Обнаружив кусок чёрствого торта, Цуцанов вцепился в него зубами. Собака облизывала его сладкие губы, а Цуцанов и не сопротивлялся. Он пел собаке песню, как мог. Собака как могла – слушала. Изредка жильцы выносили мусор, но, завидя лежащего в грязи на помойке человека, не доходя, оставляли мусор у обочины. Или швыряли пакеты в сторону помойки, отчего мусор разлетался в разные стороны. Один из пакетов угодил прямо в Цуцанова. Собака от этого вздрогнула и отбежала. Но затем вернулась, потому что ей было хорошо. Какой-то прохожий смачно харкнул в сторону Цуцанова. Его плевок шлёпнулся недалеко от него. Но это отнюдь не оскорбило Цуцанова - здесь, на помойке, лежал вроде он, а вроде и не он. Всё хорошо. Всё так, как и должно было быть. Цуцанов глядел в звёздное небо и тихо напевал песню. Или замолкал и долго вглядывался в бесконечность ночи. Звёздное небо, пожалуй, заменяло Цуцанову отсутствующий день. И заменяло сполна. Когда Цуцанову стало холодно, он встал и пошёл дальше.

Недалеко от помойки был заболачивающийся пруд. Цуцанов спустился к нему. Было зябко, но он снял с себя обувь и носки и окунул ноги в пруд. Вода была не очень холодной, илистое дно было приятным. Цуцанов снял с себя всю одежду и вошёл в пруд глубже. Он стоял по колено в воде и смотрел на сверкающую под луной гладь. Дальше он не заходил. Ему нравилось, что он голый стоит в воде, как бы показывая себя пруду, обнажившись перед ним телом и душой. Цуцанову было спокойно и хорошо. Ему было приятно дотрагиваться до себя. Он стал онанировать, глядя в пространство. Цуцанов закрывал глаза и учащённо дышал. Он кончил в пруд и обмяк. Цуцанов завершил день и ему захотелось домой.

Уже в своей постели он таращил глаза в ночь и прислушивался к её тишине.

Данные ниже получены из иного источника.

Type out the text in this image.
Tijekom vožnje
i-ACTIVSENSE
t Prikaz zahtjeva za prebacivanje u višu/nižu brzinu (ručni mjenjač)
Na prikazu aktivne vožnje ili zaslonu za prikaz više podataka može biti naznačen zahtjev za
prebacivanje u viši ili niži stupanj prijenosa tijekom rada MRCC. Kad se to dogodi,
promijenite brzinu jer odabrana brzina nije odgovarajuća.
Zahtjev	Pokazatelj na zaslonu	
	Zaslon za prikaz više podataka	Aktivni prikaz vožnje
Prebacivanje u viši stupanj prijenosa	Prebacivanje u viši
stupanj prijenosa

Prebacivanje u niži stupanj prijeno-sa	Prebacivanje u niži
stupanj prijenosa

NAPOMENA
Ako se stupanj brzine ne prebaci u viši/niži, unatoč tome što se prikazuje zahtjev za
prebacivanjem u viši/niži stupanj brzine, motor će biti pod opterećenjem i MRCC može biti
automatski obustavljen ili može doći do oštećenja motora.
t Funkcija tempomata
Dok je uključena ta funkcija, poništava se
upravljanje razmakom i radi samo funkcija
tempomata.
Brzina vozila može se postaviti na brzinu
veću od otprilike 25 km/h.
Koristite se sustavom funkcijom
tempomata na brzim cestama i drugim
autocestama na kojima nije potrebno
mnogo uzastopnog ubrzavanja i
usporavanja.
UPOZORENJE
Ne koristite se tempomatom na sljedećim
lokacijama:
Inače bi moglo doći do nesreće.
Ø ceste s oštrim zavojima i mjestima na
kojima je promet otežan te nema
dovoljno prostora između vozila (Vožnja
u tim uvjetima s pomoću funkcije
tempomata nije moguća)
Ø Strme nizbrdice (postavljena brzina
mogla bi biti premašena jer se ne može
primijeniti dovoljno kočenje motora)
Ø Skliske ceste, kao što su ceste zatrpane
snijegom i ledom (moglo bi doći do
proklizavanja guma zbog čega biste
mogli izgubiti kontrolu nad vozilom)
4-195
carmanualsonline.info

С новым солнцем он покинул кровать, привёл себя в порядок и вышел в жизнь. Цуцанов был в модном дорогом костюме, надушенный великолепными духами. Он сел за руль очень дорогой машины и поехал руководить людьми в своей большой компании. Цуцанов вспоминал вчерашний несуществующий день, и ему становилось очень хорошо.


ПОЛБЕДЫ

По стене полз таракан, а Лёва лежал в полутьме и смотрел на него печально и вынужденно. «Таракан ещё полбеды», - думал он, но о второй половине беды ничего не думал, потому что она была расплывчата и обща. Вторая половина беды касалась всего окружающего, всего, что не устраивало Лёву, реальных и вымышленных переживаний. «Пойди и объясни таракану, что он – полбеды, - продолжал размышлять Лёва. - Человек родился тараканом, так разве он виноват? Живёт себе, никого не кусает. Не подводит, не предаёт. Рождается у таракана потомство – маленькие таракашки, мама приходит к ним, целует каждого и говорит: "Вы полбеды для всего человечества". Да этого не может быть!» Так говорил в себе Лёва. Ему не спалось, вот и лезли в голову всякие мысли. Вернее даже не лезли, а рождались там.

Верхние соседи что-то шумно справляли. В попытках танца они топали так, будто хотели вбить здание в землю глубоко, чтобы от него ничего не осталось, и все о нём позабыли. «Топают как слоны», - подумал Лёва, а сверх того ещё подумал, что слоны не топают. Но сейчас все нетопающие слоны собрались над ним и очень стараются издать как можно больше шума. Лёва представлял, как соседи топотом вбивают дом в землю и продолжают танцевать в нём, потому как не знают, что находятся под землёй. А потом вдруг начинают задыхаться и сразу все заканчиваются. Только отвратительная музыка продолжает звучать под землёй ещё какое-то время.

Лёва смотрел на крупную звезду в окне и представлял, что там сейчас тоже кто-то лежит в постели, смотрит то на нашу планету, то на своего таракана, старается заснуть, но не может, потому что сверху какие-то существа пытаются танцевать среди ночи только потому, что в этот день кто-то из них появился на свет.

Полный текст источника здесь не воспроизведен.